10. A method for heating a magnetic tile assembly, using the magnetic tile assembly heating device according to any one of claims 1 to 9, characterized in that: The process includes the following steps: S1, shell loading: The shell to be heated is assembled with the magnetic tile in the fixture (5) to form an assembly (100) by the shell loading mechanism (6); S2, indexing step: The indexer drives the turntable (3) to rotate one station, and sends the fixture (5) containing the magnetic tile assembly (100) to the station where the first heating component (75) is located; S3, tiered heating step: The first cylinder (74) drives the first frame (73) to descend, so that all the spiral heating rings (752) simultaneously cover the magnetic tile assembly (100) in the fixture (5) at the corresponding station. Each spiral heating ring (752) is energized and heated. After maintaining the preset heating time, the first cylinder (74) returns to its starting position.
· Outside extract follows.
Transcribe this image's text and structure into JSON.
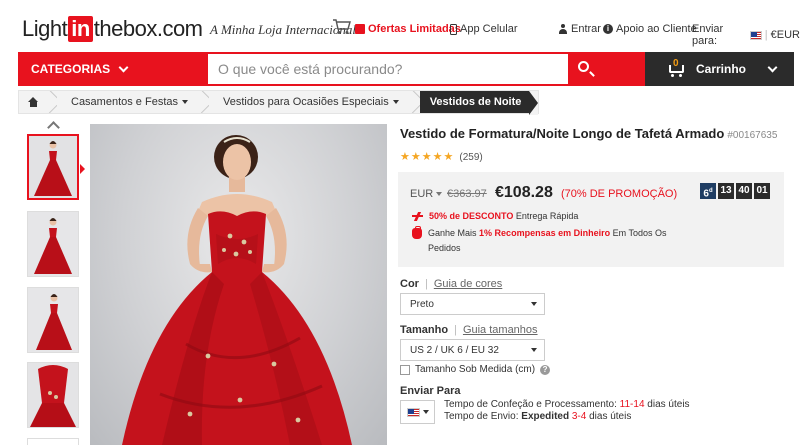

Position; the indexer drives the turntable (3) to rotate one station again, so that the same magnetic tile assembly (100) enters the next heating component (75) station in sequence, repeating the above-mentioned descent, heating, and reset actions until the magnetic tile assembly (100) passes through all heating components (75) in sequence to complete the stepped heating; S4, the magnetic tile assembly (100) that has completed stepped heating rotates with the turntable (3) to the unloading station, and the unloading mechanism (8) takes it out from the fixture (5) so that the fixture (5) becomes unloaded; S5, the unloaded fixture (5) continues to rotate with the turntable (3) to the station where the cooling mechanism (9) is located, and the cooling mechanism (9) cools the unloaded fixture (5).